Controls Beyond Basic Harm Filtering
Foundry and Azure OpenAI safety features include more than the four core harm categories:
- Prompt Shields for user prompt attacks detect attempts to override system instructions, change the assistant's role, or bypass safety rules.
- Prompt Shields for indirect attacks detect malicious instructions embedded in documents, emails, webpages, or other external content the model uses for grounding.
- Groundedness detection helps flag answers that are not supported by the source materials provided to the model.
- Protected material detection helps identify known text or code that a model might reproduce too closely.
- PII detection helps identify personally identifiable information in generated content.
- Blocklists let teams add custom terms or patterns for their application context.
These controls map directly to AI-901 scenarios. A model producing unsupported policy answers points to groundedness. A document with hidden instructions points to indirect attack protection. A public content app that must block violent or sexual images points to content safety moderation.
Governance Process For A Foundry App
Use this process when reasoning through exam cases:
- Define the allowed use. State what the app or agent should and should not do.
- Identify risks. Include harmful content, prompt attacks, PII, protected material, hallucination, and misuse of tools.

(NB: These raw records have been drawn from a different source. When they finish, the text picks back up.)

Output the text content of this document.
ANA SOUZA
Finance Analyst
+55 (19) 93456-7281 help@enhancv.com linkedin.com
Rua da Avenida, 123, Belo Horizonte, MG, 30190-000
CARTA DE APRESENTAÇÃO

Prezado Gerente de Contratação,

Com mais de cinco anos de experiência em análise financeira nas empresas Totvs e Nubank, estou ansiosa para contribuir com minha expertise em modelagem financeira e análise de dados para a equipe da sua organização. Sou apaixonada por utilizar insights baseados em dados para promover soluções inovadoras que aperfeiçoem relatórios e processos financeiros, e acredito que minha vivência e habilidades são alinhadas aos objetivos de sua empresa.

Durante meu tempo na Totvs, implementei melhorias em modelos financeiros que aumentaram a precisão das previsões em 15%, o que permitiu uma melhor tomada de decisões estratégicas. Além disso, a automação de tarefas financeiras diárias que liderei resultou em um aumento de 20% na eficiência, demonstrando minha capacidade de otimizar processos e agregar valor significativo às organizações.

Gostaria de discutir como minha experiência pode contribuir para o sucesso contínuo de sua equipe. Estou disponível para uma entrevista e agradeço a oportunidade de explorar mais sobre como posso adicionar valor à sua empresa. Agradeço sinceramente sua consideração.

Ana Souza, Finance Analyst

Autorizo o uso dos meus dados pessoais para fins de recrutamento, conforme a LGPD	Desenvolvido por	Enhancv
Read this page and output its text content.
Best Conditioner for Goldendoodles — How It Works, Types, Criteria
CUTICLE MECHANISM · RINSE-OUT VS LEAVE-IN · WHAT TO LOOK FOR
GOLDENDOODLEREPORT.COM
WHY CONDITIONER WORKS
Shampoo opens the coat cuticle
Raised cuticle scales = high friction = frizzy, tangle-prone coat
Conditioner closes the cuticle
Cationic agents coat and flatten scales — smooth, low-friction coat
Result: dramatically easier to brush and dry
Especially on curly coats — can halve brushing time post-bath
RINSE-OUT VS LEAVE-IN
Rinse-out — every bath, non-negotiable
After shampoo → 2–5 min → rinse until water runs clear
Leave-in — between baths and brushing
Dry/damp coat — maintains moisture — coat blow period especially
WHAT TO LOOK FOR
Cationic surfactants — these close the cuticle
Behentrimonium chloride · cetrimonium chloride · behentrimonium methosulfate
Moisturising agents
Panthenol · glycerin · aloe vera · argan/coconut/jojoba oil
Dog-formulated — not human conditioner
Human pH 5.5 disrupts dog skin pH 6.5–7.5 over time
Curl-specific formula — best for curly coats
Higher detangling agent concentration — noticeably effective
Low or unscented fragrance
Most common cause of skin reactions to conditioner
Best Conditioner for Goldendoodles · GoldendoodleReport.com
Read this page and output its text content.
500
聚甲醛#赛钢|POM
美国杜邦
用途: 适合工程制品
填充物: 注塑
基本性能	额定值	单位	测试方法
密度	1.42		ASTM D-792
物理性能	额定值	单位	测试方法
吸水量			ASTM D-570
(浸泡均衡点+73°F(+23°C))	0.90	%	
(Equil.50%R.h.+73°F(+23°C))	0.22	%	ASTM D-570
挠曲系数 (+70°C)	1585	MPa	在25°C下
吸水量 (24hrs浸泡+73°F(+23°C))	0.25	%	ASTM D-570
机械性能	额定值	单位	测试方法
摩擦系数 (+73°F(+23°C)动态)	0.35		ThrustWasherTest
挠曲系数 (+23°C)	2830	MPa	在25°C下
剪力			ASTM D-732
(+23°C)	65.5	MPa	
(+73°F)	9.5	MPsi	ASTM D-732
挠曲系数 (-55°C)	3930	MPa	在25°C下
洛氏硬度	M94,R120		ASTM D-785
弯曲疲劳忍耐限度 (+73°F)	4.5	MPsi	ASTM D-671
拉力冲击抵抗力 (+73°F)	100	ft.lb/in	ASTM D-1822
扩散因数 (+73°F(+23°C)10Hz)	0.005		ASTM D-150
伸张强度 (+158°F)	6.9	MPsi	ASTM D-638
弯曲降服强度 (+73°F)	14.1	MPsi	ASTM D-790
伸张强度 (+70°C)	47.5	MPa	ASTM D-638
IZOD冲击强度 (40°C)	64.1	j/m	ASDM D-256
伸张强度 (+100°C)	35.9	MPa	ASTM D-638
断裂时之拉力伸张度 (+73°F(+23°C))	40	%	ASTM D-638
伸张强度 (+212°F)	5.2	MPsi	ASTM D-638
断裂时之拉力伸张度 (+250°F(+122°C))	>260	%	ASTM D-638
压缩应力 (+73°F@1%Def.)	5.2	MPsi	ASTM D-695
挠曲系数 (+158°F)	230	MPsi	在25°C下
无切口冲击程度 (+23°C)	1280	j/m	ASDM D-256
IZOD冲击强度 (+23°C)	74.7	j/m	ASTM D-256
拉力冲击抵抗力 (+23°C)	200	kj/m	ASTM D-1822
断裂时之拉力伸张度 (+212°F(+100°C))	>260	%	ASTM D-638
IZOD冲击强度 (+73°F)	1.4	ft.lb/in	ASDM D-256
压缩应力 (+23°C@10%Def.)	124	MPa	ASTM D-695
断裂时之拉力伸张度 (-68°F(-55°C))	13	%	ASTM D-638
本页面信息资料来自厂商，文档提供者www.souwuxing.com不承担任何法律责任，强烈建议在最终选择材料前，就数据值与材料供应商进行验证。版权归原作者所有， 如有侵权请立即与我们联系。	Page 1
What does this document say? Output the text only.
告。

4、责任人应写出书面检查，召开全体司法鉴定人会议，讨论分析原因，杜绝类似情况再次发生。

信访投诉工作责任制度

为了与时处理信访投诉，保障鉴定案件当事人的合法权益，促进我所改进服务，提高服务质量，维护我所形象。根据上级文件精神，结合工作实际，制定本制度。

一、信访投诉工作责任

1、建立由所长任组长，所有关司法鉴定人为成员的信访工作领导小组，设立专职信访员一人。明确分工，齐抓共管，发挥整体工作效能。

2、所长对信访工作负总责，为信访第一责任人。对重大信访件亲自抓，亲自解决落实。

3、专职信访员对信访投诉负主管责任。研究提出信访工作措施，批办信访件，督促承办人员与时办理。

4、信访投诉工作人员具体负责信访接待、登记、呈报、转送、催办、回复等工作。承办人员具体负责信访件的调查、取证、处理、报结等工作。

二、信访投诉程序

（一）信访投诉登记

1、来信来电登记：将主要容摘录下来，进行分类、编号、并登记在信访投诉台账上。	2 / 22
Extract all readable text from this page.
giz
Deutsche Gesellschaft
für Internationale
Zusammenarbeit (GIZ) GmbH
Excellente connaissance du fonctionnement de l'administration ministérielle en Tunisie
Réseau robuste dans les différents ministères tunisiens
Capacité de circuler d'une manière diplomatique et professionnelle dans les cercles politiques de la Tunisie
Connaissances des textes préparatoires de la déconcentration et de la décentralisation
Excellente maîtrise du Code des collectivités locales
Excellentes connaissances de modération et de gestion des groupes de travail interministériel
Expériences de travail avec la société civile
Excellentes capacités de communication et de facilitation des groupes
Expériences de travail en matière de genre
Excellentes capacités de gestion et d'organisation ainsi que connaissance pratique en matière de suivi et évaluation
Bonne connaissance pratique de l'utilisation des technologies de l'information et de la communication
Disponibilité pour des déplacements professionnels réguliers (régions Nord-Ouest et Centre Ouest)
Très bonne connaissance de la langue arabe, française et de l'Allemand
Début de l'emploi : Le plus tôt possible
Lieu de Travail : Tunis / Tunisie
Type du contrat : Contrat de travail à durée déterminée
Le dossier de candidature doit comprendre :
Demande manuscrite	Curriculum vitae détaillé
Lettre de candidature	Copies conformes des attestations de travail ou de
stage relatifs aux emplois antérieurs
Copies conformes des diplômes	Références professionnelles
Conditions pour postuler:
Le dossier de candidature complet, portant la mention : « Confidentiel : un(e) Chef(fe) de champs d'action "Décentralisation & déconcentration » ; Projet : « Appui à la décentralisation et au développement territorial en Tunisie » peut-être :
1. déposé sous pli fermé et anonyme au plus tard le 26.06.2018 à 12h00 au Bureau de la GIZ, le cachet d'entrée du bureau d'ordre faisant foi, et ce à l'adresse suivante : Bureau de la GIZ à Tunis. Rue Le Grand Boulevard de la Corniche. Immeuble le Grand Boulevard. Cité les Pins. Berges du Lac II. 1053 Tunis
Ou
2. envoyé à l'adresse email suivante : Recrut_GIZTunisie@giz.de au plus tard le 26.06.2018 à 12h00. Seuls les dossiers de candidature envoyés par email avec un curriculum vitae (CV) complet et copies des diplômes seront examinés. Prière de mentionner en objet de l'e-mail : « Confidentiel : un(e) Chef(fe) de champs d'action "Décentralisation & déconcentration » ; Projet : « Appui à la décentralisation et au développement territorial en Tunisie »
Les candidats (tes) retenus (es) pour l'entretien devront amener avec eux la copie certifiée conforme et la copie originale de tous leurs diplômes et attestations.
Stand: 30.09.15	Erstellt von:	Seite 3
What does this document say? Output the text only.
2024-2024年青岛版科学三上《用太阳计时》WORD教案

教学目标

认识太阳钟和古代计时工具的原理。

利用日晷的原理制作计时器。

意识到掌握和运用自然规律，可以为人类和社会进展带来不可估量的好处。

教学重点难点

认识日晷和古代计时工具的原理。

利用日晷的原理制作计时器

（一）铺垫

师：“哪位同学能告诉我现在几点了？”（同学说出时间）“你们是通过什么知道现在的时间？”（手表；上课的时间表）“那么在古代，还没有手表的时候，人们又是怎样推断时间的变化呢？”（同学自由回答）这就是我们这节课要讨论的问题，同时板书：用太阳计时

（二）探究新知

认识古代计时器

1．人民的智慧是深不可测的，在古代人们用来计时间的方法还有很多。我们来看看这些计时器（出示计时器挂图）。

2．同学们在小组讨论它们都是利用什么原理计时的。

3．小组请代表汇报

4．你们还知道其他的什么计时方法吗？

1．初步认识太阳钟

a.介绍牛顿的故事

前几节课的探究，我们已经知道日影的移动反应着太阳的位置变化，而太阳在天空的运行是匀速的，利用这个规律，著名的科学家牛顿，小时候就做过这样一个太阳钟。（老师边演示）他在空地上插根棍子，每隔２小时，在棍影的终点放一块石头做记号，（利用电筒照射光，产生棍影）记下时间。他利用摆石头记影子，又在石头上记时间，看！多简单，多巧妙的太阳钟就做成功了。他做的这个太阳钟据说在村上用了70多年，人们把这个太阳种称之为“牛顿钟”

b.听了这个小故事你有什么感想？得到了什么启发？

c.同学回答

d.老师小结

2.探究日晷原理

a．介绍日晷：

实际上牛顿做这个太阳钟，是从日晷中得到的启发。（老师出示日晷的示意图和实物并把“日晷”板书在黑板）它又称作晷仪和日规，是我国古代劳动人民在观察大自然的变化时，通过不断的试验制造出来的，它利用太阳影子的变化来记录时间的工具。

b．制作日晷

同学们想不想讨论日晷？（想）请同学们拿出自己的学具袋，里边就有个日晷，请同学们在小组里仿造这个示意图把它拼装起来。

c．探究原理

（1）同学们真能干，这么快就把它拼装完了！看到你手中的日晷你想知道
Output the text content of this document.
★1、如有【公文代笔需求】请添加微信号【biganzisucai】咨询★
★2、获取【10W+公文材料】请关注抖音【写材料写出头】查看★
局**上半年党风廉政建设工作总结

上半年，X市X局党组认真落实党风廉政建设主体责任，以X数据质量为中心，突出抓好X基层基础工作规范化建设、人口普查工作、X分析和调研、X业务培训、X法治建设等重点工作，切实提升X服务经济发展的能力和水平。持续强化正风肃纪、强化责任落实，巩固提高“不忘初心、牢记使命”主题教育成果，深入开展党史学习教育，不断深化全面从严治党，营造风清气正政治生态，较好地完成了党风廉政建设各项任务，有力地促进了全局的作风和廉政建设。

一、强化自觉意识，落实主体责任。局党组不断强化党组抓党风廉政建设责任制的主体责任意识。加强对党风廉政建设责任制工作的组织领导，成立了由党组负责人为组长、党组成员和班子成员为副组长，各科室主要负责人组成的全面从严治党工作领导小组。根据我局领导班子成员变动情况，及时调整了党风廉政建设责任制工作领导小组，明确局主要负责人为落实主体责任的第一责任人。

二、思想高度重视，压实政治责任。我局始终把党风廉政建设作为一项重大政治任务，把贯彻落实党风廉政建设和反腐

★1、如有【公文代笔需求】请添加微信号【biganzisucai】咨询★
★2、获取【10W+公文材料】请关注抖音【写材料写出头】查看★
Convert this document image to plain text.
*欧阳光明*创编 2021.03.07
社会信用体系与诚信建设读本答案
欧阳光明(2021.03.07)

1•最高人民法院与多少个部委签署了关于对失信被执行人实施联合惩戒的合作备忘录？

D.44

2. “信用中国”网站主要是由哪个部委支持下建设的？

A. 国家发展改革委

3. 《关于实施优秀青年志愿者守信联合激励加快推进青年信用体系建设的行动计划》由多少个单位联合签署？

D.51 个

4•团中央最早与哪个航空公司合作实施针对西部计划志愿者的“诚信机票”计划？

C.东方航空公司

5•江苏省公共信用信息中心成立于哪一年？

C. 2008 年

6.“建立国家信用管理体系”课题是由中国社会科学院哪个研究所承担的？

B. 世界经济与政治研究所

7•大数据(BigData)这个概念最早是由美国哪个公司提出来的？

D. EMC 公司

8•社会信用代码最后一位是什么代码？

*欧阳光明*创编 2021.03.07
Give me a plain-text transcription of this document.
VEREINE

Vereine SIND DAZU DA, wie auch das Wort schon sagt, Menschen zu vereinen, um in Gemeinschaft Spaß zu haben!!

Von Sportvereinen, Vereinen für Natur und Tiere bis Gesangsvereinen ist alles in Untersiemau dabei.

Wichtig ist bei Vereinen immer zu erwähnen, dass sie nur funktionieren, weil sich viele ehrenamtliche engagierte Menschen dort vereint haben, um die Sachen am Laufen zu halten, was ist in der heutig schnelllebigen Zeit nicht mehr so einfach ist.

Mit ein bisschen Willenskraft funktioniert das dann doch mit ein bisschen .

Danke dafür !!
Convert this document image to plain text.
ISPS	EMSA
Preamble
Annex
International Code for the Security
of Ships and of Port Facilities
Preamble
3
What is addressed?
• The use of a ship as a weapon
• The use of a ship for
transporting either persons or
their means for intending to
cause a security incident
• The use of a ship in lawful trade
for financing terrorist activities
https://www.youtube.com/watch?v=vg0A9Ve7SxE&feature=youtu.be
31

- Choose intervention points. Inspect user input, output, and agent tool activity when applicable.
- Set actions. Decide whether each control should annotate, block, or annotate and block.
- Assign controls. Apply the guardrail or content filter to the model deployment or agent that needs it.
- Test in a non-production path. Use the playground, adversarial prompts, edge cases, and expected false-positive examples.
- Monitor and review. Log incidents, tune thresholds, and keep a human owner accountable for policy changes.
Exam Framing
Do not treat content filters as magic. Microsoft documentation notes that application design and API configuration affect filtering behavior, and preview features can change. A responsible architecture combines guardrails with good prompts, least-privilege access, grounding, clear user disclosures, human review, and monitoring.
The strongest AI-901 answer usually names the specific risk and the specific control. "Use responsible AI" is too vague. "Apply a Foundry guardrail that checks user input and output for violence and self-harm, then test it in the playground before production" is the kind of concrete reasoning the exam rewards.
A Foundry agent answers questions from uploaded supplier documents. One document contains hidden instructions telling the agent to ignore its policy and send confidential customer records to an outside address. Which safety control is most relevant?
A RAG-based helpdesk app gives an answer that sounds confident but is not supported by the policy documents retrieved for the user. Which optional guardrail capability is intended to help flag this risk?